Un omicidio clamoroso, arrivato con gli ultimi rinculi della seconda, devastante, guerra di ‘ndrangheta e che, a distanza di quasi 30 anni, resta ancora senza colpevoli.

IL GIUDICE

Entrato in magistratura ad appena 24 anni, Antonino Scopelliti aveva iniziato a farsi le ossa nel bergamasco prima di approdare, da Pm, a piazzale Clodio. Una carriera folgorante con la nomina a magistrato di Corte d’Appello prima e di cassazione poi. Ed è proprio da sostituto procuratore di Cassazione che Scopelliti entra in alcuni dei più importanti processi dell’era repubblicana. Tra le sue mani passano infatti le stragi di piazza Fontana a Milano e quella di piazza della Loggia a Brescia; e ancora gli omicidi dei magistrati Occorsio e Amato e quelli di Aldo Moro e Rocco Chinnici ma anche l’esecuzione del giornalista del Corsera Walter Tobagi e quelle di Calvi e Sindona. Mafia, terrorismo nero, terrorismo rosso: le inchieste di cui quel magistrato intransigente, che era riuscito a guadagnarsi anche la stima vera delle avvocature di mezza Italia, si occupa segnano alcuni dei capitoli più complicati della storia d’Italia. Quando il maxi processo di Palermo approda in Cassazione, è Scopelliti che se ne occupa. Lui sosterrà l’accusa davanti ai giudici del Palazzaccio.

I PROCESSI

In quei giorni del 1991, il giudice sta già dando una prima occhiata alla montagna di carte per il processo a Cosa Nostra. Da Roma si è fatto inviare i fascicoli ed è su quelle carte che probabilmente pensa di potersi rituffare dopo le ore passate al mare.

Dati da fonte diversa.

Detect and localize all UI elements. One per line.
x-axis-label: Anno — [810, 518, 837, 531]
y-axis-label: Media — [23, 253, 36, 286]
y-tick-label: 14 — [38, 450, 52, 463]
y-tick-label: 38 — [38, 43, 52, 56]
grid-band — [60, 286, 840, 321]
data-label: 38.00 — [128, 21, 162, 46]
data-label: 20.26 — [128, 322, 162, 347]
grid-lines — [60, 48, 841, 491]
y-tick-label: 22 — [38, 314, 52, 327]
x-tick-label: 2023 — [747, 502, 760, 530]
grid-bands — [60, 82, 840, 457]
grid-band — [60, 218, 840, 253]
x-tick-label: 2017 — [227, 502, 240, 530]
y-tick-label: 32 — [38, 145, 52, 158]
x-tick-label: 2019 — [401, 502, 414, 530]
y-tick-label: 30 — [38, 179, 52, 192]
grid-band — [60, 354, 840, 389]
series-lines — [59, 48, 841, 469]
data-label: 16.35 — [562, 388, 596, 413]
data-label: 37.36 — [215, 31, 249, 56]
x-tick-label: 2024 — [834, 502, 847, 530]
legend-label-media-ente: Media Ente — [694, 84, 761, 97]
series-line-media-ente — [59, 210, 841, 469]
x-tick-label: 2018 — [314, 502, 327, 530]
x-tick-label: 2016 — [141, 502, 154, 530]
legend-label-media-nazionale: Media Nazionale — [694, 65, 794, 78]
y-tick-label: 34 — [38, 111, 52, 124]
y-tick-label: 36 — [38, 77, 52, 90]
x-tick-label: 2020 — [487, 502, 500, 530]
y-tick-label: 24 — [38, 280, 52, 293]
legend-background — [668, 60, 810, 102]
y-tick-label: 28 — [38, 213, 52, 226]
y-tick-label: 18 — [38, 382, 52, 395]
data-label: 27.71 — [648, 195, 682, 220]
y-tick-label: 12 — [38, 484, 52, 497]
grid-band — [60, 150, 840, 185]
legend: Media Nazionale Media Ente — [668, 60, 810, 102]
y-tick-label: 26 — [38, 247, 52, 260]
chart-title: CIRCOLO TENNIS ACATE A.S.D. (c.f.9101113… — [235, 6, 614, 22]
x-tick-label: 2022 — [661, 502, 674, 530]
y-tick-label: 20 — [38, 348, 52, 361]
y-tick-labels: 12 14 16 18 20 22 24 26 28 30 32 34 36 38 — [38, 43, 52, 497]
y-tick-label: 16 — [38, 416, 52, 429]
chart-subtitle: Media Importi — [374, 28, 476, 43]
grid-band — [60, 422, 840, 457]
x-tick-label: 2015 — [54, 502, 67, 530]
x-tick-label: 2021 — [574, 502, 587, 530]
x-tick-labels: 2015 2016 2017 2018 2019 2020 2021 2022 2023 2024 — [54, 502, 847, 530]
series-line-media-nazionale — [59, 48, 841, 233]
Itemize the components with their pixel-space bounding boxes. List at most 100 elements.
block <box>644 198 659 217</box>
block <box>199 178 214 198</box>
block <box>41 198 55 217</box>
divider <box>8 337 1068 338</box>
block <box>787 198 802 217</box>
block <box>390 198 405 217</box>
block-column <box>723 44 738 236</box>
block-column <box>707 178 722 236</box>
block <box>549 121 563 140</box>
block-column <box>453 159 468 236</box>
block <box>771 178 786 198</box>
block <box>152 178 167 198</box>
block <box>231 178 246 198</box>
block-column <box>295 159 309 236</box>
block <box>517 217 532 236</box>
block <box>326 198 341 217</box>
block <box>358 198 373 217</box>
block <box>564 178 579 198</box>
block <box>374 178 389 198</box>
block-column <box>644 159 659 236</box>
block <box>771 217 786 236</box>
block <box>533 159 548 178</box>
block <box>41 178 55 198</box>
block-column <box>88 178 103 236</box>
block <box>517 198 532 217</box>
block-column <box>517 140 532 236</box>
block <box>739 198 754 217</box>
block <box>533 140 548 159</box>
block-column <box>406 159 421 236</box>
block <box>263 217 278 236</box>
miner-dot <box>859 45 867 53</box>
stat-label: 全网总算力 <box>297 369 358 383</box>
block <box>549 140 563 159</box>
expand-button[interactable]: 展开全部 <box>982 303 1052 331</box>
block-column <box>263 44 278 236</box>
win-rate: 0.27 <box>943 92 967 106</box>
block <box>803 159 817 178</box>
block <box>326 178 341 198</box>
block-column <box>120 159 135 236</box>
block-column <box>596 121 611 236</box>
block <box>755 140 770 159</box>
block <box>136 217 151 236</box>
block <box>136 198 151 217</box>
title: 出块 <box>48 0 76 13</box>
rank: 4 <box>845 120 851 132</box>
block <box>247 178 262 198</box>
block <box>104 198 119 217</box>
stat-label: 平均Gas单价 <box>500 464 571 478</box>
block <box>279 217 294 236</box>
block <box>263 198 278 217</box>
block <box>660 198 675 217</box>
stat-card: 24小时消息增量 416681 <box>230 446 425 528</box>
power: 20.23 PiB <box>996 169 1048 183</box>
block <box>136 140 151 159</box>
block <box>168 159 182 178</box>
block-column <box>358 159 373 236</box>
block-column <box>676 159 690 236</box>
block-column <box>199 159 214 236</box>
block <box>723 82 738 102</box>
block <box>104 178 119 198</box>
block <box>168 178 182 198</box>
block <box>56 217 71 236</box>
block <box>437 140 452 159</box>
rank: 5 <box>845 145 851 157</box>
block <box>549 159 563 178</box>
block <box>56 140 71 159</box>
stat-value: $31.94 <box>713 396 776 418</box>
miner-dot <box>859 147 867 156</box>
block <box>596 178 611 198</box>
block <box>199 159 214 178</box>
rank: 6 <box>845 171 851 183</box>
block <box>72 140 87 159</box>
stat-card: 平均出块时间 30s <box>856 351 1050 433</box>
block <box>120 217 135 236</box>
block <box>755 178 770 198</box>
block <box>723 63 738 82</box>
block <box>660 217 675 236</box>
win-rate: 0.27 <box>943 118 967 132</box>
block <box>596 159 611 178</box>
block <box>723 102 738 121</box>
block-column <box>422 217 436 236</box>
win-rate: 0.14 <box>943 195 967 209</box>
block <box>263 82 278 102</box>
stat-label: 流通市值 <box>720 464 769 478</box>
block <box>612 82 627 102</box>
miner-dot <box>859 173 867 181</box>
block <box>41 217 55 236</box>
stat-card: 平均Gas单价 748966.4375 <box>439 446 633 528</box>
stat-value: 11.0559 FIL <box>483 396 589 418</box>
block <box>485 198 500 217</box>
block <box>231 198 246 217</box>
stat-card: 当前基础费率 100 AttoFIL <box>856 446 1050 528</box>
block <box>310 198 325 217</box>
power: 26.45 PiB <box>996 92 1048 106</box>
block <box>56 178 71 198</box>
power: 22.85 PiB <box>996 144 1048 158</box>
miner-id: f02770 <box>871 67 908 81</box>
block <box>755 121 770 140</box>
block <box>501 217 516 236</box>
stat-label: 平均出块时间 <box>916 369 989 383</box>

«Non l’avevano potuto controllare – racconterà il collaboratore di giustizia Leonardo Messina davanti alla commissione parlamentare antimafia nel dicembre del 1992 – e quando non li controllano, li ammazzano».

Due processi a distanza di pochi anni conclusi col medesimo risultato (condanna in primo grado e assoluzione in appello per il ghota di cosa nostra siciliana) che non sono riusciti a cristallizzare una verità di cui si intuisce soltanto la punta dell’iceberg. Poi il ritrovamento della presunta arma utilizzata dal commando di fuoco in un terreno agricolo nel catanese – da cui però gli inquirenti non hanno potuto tirare fuori quasi nulla – e la nuova indagine della distrettuale dello Stretto che vede tra gli imputati nomi pesantissimi nel panorama criminale calabrese e siciliano: Piromalli, Pesce, De Stefano, Tegano, Araniti da questa parte dello Stretto e mammasantissima del calibro di Santapaola e Messina Denaro dall’altra. Pentiti ritenuti non attendibili, mezze verità, sospette “tragedie”: l’omicidio di Antonino Scopelliti resta, ad oggi, uno dei pochi omicidi pesantissimi di mafia rimasto senza un colpevole.